Last week, I attended a very interesting conference in San Francisco called Usability Week 2012. The conference was organized by the UX consulting and research firm Nielsen Norman Group and was focused on ways to improve the user experience for websites, intranets, and mobile software apps.
The conference provided an excellent opportunity to meet people involved in application and website design and learn best practices from some of the real experts in the field. One of the areas that I found very interesting was the tutorials on improving the user experience on mobile apps. Part of my job at Colligo is to work on the user interface of our new iPad app, Colligo Briefcase, so it was great to hear from other people working in mobile app development in terms of their experiences in user interface design and usability.
Mobile is still such a new medium that many organizations do not have the experience or knowledge to develop a cohesive mobile strategy. It’s really important for mobile app developers to take into account the mobile users’ needs in order to design apps that are intuitive to use, provide the necessary functionality and make an immediate impact to the user’s day-to-day activities and productivity.

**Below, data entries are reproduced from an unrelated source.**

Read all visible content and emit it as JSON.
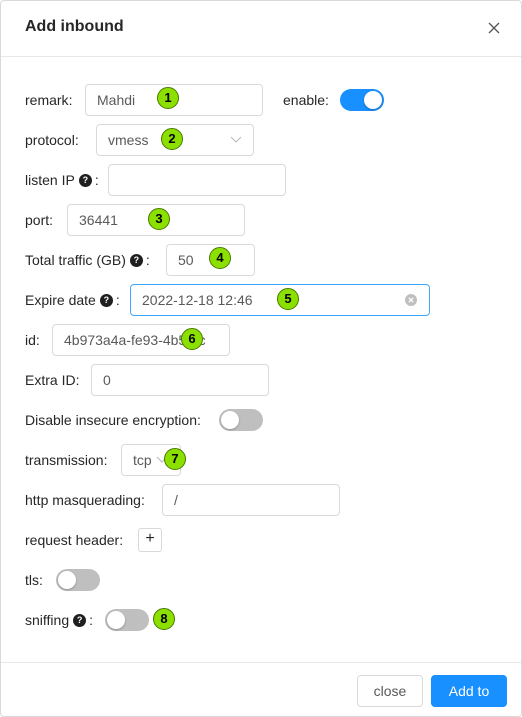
{
  "dialog": {
    "title": "Add inbound"
  },
  "form": {
    "remark_label": "remark",
    "remark_value": "Mahdi",
    "enable_label": "enable",
    "enable_on": true,
    "protocol_label": "protocol",
    "protocol_value": "vmess",
    "listen_ip_label": "listen IP",
    "listen_ip_value": "",
    "port_label": "port",
    "port_value": "36441",
    "total_traffic_label": "Total traffic (GB)",
    "total_traffic_value": "50",
    "expire_label": "Expire date",
    "expire_value": "2022-12-18 12:46",
    "id_label": "id",
    "id_value": "4b973a4a-fe93-4b57-c",
    "extra_id_label": "Extra ID",
    "extra_id_value": "0",
    "disable_insecure_label": "Disable insecure encryption",
    "disable_insecure_on": false,
    "transmission_label": "transmission",
    "transmission_value": "tcp",
    "http_masq_label": "http masquerading",
    "http_masq_value": "/",
    "request_header_label": "request header",
    "request_header_add": "+",
    "tls_label": "tls",
    "tls_on": false,
    "sniffing_label": "sniffing",
    "sniffing_on": false,
    "colon": ":",
    "help_glyph": "?"
  },
  "annotations": [
    "1",
    "2",
    "3",
    "4",
    "5",
    "6",
    "7",
    "8"
  ],
  "footer": {
    "close_label": "close",
    "add_label": "Add to"
  },
  "colors": {
    "primary": "#1890ff",
    "switch_off": "#bfbfbf",
    "badge": "#8be000",
    "border": "#d9d9d9"
  },
  "icons": {
    "close": "close-icon",
    "dropdown": "chevron-down-icon",
    "clear": "clear-circle-icon",
    "help": "question-circle-icon",
    "add": "plus-icon"
  }
}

One best practice that I found particularly insightful during a discussion on iPad app design was aptly called “abandon the hope of value-add through weirdness.” The main point being that it’s always better to use consistent interaction techniques that empower users to focus on their content instead of wondering how to get to it.
Day three of the conference focused on SharePoint and was led by John Pruitt, a Senior Program Manager at Microsoft, who is currently working on the next version of SharePoint. John’s presentation provided a lot of good information on how to maximize the SharePoint user experience and gave some details on UX issues they faced in SharePoint 2010 and what’s coming up in the SharePoint 15 release. The information that John presented is very useful for us at Colligo, as our products are designed to integrate SharePoint seamlessly with the applications and devices that people use every day, and to further enhance the overall SharePoint user experience. So, understanding the issues that Microsoft faced in the user interface design of SharePoint and the lessons learned is extremely valuable.
I’d like to offer congratulations to the Nielson Norman Group for putting together an excellent conference. The speakers were top notch and the content presented was relevant, detailed and immediately useful to me. It’s great to see UX being given the importance that it so rightly deserves in application design and development.